SELECT left(employeeidno, 4) deptcode,
max(right(employeeidno, 7)) empno
FROM employeemasterfile
GROUP BY left(employeeidno, 4)
ORDER BY left(employeeidno, 4);
编辑:
我会试着解释一下:
您可以想象 GROUP BY left(employeeidno, 4) 将记录集划分为子集。在每个子集中,left(employeeidno, 4),即 deptno 相同,并且没有两个子集具有相同的 deptno。现在在每个子集中 max(right(employeeidno, 7)) 取最大值 right(employeeidno, 7) 即最大值 empno。 (使用 TOP 1 将结果限制在一行中的 ORDER BY empno DESC 也会让你得到最大值。

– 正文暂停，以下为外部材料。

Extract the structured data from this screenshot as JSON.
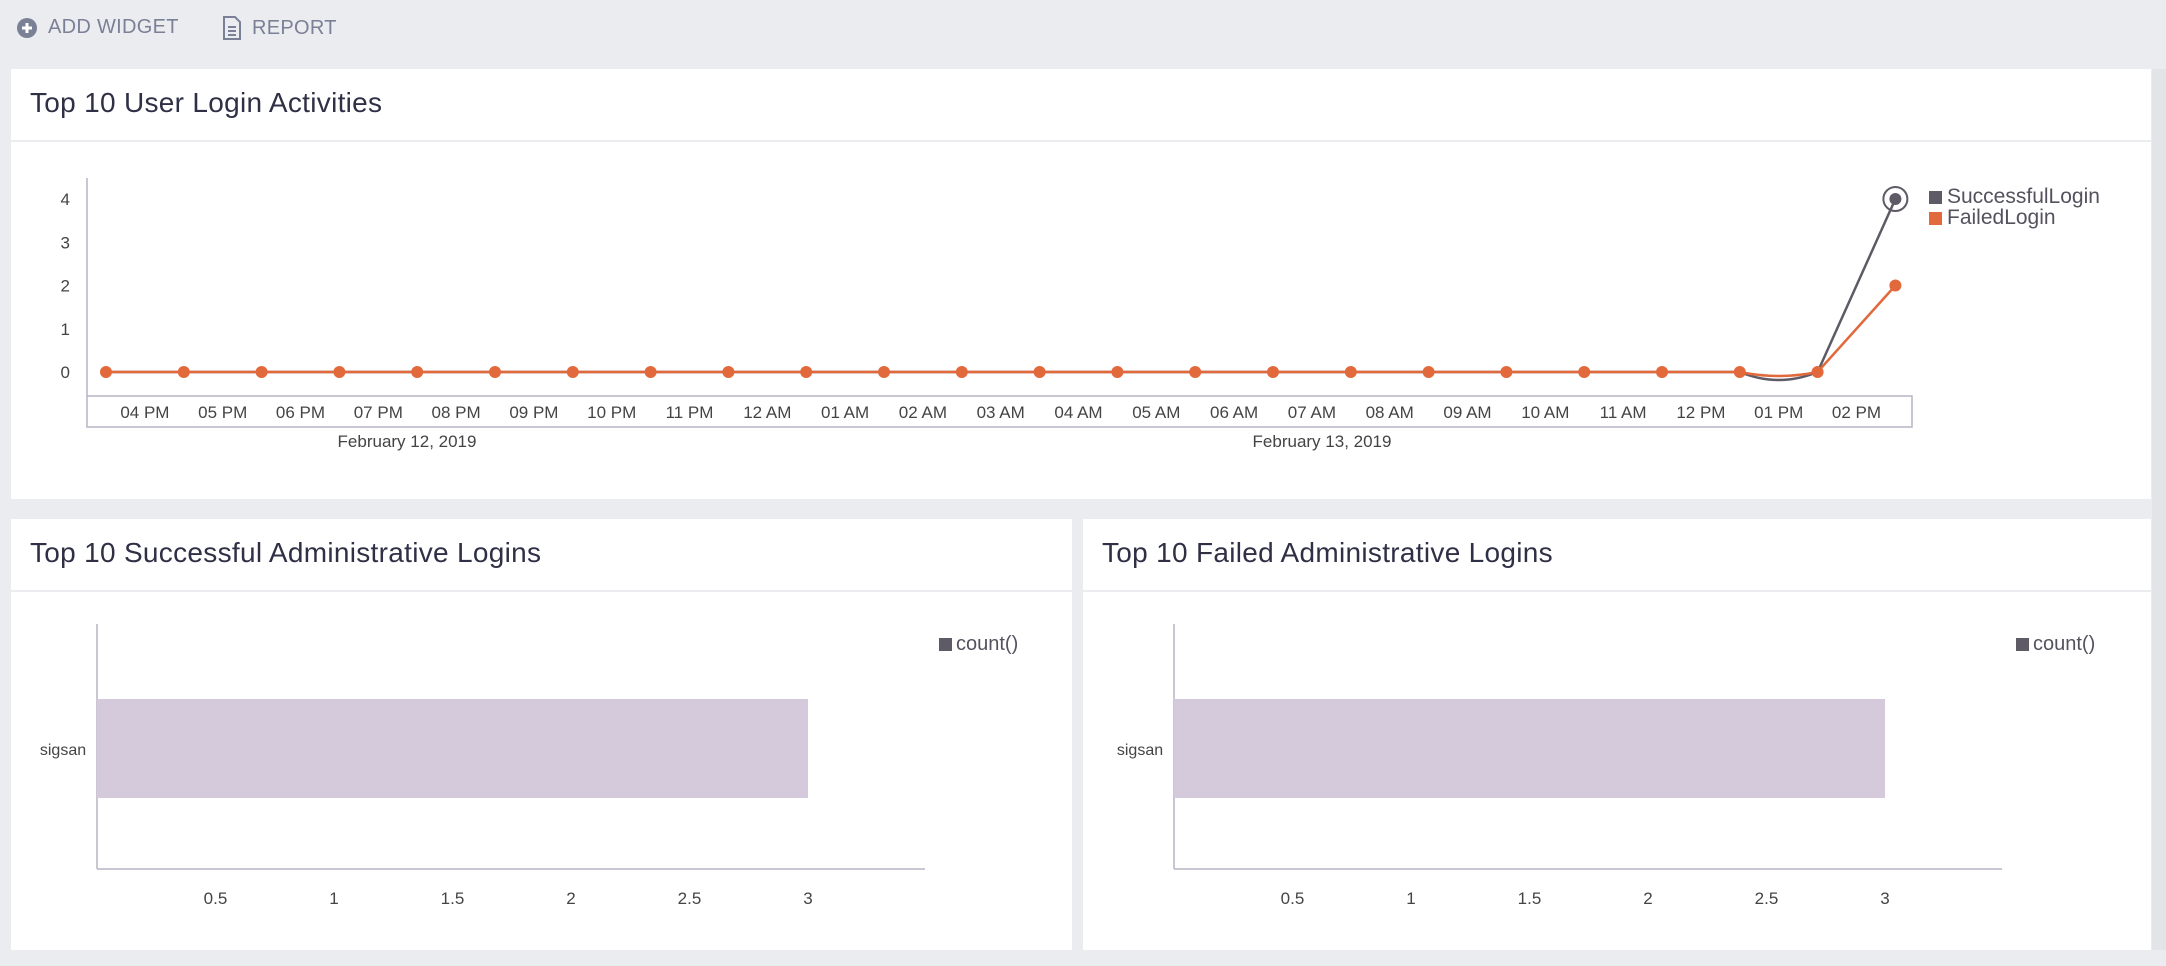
{
  "toolbar": {
    "add_widget": "ADD WIDGET",
    "report": "REPORT"
  },
  "colors": {
    "background": "#ebecf0",
    "successful": "#5f5b66",
    "failed": "#e2693b",
    "bar": "#d5cadb",
    "axis": "#b9b4c3"
  },
  "widgets": [
    {
      "title": "Top 10 User Login Activities",
      "chart_data": {
        "type": "line",
        "x_tick_labels": [
          "04 PM",
          "05 PM",
          "06 PM",
          "07 PM",
          "08 PM",
          "09 PM",
          "10 PM",
          "11 PM",
          "12 AM",
          "01 AM",
          "02 AM",
          "03 AM",
          "04 AM",
          "05 AM",
          "06 AM",
          "07 AM",
          "08 AM",
          "09 AM",
          "10 AM",
          "11 AM",
          "12 PM",
          "01 PM",
          "02 PM"
        ],
        "date_labels": [
          "February 12, 2019",
          "February 13, 2019"
        ],
        "y_ticks": [
          0,
          1,
          2,
          3,
          4
        ],
        "ylim": [
          0,
          4
        ],
        "series": [
          {
            "name": "SuccessfulLogin",
            "color": "#5f5b66",
            "values": [
              0,
              0,
              0,
              0,
              0,
              0,
              0,
              0,
              0,
              0,
              0,
              0,
              0,
              0,
              0,
              0,
              0,
              0,
              0,
              0,
              0,
              0,
              0,
              4
            ]
          },
          {
            "name": "FailedLogin",
            "color": "#e2693b",
            "values": [
              0,
              0,
              0,
              0,
              0,
              0,
              0,
              0,
              0,
              0,
              0,
              0,
              0,
              0,
              0,
              0,
              0,
              0,
              0,
              0,
              0,
              0,
              0,
              2
            ]
          }
        ],
        "legend": "right"
      }
    },
    {
      "title": "Top 10 Successful Administrative Logins",
      "chart_data": {
        "type": "bar",
        "orientation": "horizontal",
        "categories": [
          "sigsan"
        ],
        "series": [
          {
            "name": "count()",
            "values": [
              3
            ]
          }
        ],
        "x_ticks": [
          0.5,
          1,
          1.5,
          2,
          2.5,
          3
        ],
        "xlim": [
          0,
          3.5
        ],
        "legend": "top-right"
      }
    },
    {
      "title": "Top 10 Failed Administrative Logins",
      "chart_data": {
        "type": "bar",
        "orientation": "horizontal",
        "categories": [
          "sigsan"
        ],
        "series": [
          {
            "name": "count()",
            "values": [
              3
            ]
          }
        ],
        "x_ticks": [
          0.5,
          1,
          1.5,
          2,
          2.5,
          3
        ],
        "xlim": [
          0,
          3.5
        ],
        "legend": "top-right"
      }
    }
  ]
}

)然后通过获取每个子集的 deptno 来生成最终结果(即每个子集deptno 一次)和最大值 empno.
我有以下 SQL 查询:
SELECT DISTINCT LEFT (employeeidno, 4)deptcode
from employeemasterfile
ORDER BY deptcode ASC
产生 DISTINCT 值 D001 到 D051
SELECT TOP 1 RIGHT (employeeidno, 7) empno
from employeemasterfile
ORDER BY empno DESC
产生 0000267
我在这里想要实现的是 D001 到 D051 的每个 DISTINCT 值都应该产生它的 TOP 1 值。
这就是我想要达到的目标。
deptcode :D001; empno: 0000016
deptcode :D002; empno: 0000024
deptcode :D004; empno: 0000029
deptcode :D005; empno: 0000020
deptcode :D006; empno: 0000056
deptcode :D007; empno: 0000164
deptcode will display all the unique D001-D007, and empno will display the TOP1 for every unique deptcode.
select deptcode, empno
from
(
SELECT TOP 1 RIGHT (employeeidno, 7) empno from employeemasterfile ORDER BY empno DESC
UNION
SELECT DISTINCT LEFT (employeeidno, 4)deptcode from employeemasterfile ORDER BY deptcode ASC
) results
ORDER BY deptcode
不幸的是我不能这样做,因为如果我要添加一个新参数,UNION 将不起作用。
我可以就此问题寻求您的帮助吗?
示例数据如下所示
D0010000001
D0010000002
D0010000003
D0010000004
D0010000005
D0010000006
D0010000007
D0010000008
D0010000009
D0010000010
D0010000011
D0010000012
D0010000013
D0010000014
D0010000015
D0010000016
D0020000001
D0020000002
D0020000003
D0020000004
D0020000005
D0020000006
D0020000007
D0020000008
D0020000009
D0020000010
D0020000011
D0020000012
D0020000013
D0020000014
D0020000015
D0020000016
D0020000017
D0020000018
D0020000019
依此类推,直到 D0520000001
你可以使用 row_number()
select deptcode,empno from
( select LEFT (employeeidno, 4) deptcode,
RIGHT (employeeidno, 7) empno,
row_number()over(partition by LEFT (employeeidno, 4) ordere by RIGHT (employeeidno, 7) desc)
from employeemasterfile
) a where a.rn=1
你可以用 GROUP BY LEFT(employeeidno, 4):
SELECT
LEFT(employeeidno, 4) deptcode,
MAX(RIGHT(employeeidno, 7)) empno
FROM employeemasterfile
GROUP BY LEFT(employeeidno, 4)
ORDER BY LEFT(employeeidno, 4)
据我了解聚合应该做到这一点。
SELECT left(employeeidno, 4) deptcode,
max(right(employeeidno, 7)) empno
FROM employeemasterfile
GROUP BY left(employeeidno, 4)
ORDER BY left(employeeidno, 4);
编辑:
我会试着解释一下:
您可以想象 GROUP BY left(employeeidno, 4) 将记录集划分为子集。在每个子集中,left(employeeidno, 4),即 deptno 相同,并且没有两个子集具有相同的 deptno。现在在每个子集中 max(right(employeeidno, 7)) 取最大值 right(employeeidno, 7) 即最大值 empno。 (使用 TOP 1 将结果限制在一行中的 ORDER BY empno DESC 也会让你得到最大值。)然后通过获取每个子集的 deptno 来生成最终结果(即每个子集deptno 一次)和最大值 empno.